A year into the job, “the issue of 5G became really urgent,” he said. “Huawei had announced that they had 91 worldwide contracts, 47 in Europe. It looked like they were unstoppable, [that] they were going to run the table.”
Krach’s job was to turn the table.
The United States started warning allies and partners in 2019 that having the Chinese telecom firm Huawei build their 5G telecom infrastructure risked exposing their citizens’ and their official data to Chinese state surveillance. The Trump administration argued that countries should keep Huawei out, both for their own sake and for the sake of collective security among democratic allies.
Huawei has repeatedly asserted its independence from China’s government, even though it is branded in China as a “state champion” and has a Communist Party administrative department embedded in its corporate structure.
One by one, Krach and his team enlisted dozens of allied countries and telecom corporations in what became known as a Clean Network. “By the time we’re done, [Huawei] had probably about a dozen and a half” contracts left, down from nearly 100, Krach said.
Building what U.S. officials called an “alliance of democracies” to ensure technological independence from Chinese state-backed firms wasn’t always easy. If, as Krach said, the Chinese authorities tried to intimidate incoming U.S. officials, the same scare tactics were used on government officials and businessmen in other countries.
Fear of retribution
“It was pretty clear in those bilateral meetings that everybody was afraid to talk about China or Huawei. The elephant in the room was China’s retribution, retaliation,” Krach recalled. “So a big part of the Clean Network is [providing] a ‘security blanket’ because there’s strength in numbers and there’s power in unity and solidarity.”

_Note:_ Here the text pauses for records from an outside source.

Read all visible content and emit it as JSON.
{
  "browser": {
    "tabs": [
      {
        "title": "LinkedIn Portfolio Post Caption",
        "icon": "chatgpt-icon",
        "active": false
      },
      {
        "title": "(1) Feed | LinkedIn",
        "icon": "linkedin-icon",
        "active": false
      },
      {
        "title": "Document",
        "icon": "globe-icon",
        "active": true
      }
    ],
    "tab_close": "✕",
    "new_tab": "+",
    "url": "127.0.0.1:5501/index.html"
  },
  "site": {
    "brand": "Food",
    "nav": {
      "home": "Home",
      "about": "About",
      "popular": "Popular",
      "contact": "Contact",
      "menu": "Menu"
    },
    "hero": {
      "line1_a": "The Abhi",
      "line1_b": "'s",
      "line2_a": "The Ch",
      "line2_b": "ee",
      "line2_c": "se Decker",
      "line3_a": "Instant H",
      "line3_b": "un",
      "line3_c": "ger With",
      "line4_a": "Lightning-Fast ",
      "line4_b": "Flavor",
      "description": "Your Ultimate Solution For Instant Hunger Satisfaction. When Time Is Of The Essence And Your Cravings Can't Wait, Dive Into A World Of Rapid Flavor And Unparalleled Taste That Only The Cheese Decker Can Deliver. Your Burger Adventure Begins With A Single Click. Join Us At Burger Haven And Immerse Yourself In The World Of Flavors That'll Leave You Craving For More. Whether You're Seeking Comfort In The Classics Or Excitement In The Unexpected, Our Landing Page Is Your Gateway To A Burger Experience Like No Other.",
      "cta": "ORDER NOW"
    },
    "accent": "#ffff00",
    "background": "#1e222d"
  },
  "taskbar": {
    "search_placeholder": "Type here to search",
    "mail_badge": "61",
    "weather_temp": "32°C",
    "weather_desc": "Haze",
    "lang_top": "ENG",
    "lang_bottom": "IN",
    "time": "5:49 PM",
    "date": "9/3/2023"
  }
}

NATO Deputy Secretary-General Mircea Geoană and EU Commissioner for Internal Markets Thierry Breton were natural allies who needed no convincing that the political, economic and security alliance among democracies was only “as strong as our weakest link,” Krach said.
But to effectively counter Huawei, the alliance of democracies also needed to control the technology and hardware needed to build 5G systems. Krach said the Taiwan Semiconductor Manufacturing Company was persuaded to build a cutting-edge plant in the U.S. while the Trump administration put in place export controls depriving Huawei of essential semiconductors and related technology.
“First you see Huawei beginning to lose the momentum, then you see the tide beginning to turn, then the tide is turning, then the tide is turned,” he said.
Krach believes that confronting the “China challenge” will require a continuing bipartisan effort by the two U.S. political parties, and he hopes his efforts as undersecretary for economic affairs have provided a “head start” for the Biden administration.
He also hopes the “alliance of democracies” can continue to flourish, and that Biden’s “buy American” initiative can be combined with the purchase of products from allied nations and partners. “Why not do free trade among the Clean Network?” he said.
Journey from Ohio
Krach was born in April 1957 in what he described as “small-town Ohio.”
“My father ran a machine shop, and my mother was a teacher," he said. "My dad’s customers were suppliers to the Big Three car companies in Detroit, and his fortunes were tied to theirs. ... In boom times, we scrambled to fill big orders; in bad times, I was his only employee.”
Krach told members of the U.S. Senate at his confirmation hearing that his father “dreamed that I would get some ‘college knowledge’ and return as an engineer to help him grow the machine shop into a big company of 10 employees.”
The son never returned to work with dad in Ohio but instead went on to become the youngest vice president at General Motors and later a billionaire inventor and corporate CEO before joining the State Department.
Krach is now back in California but takes satisfaction in his time in government service.
“We say in Silicon Valley, 'Corporate responsibility is social responsibility.' Well, corporate responsibility is also national security, because companies wouldn’t be around without the United States, without democracy, without capitalism,” he said.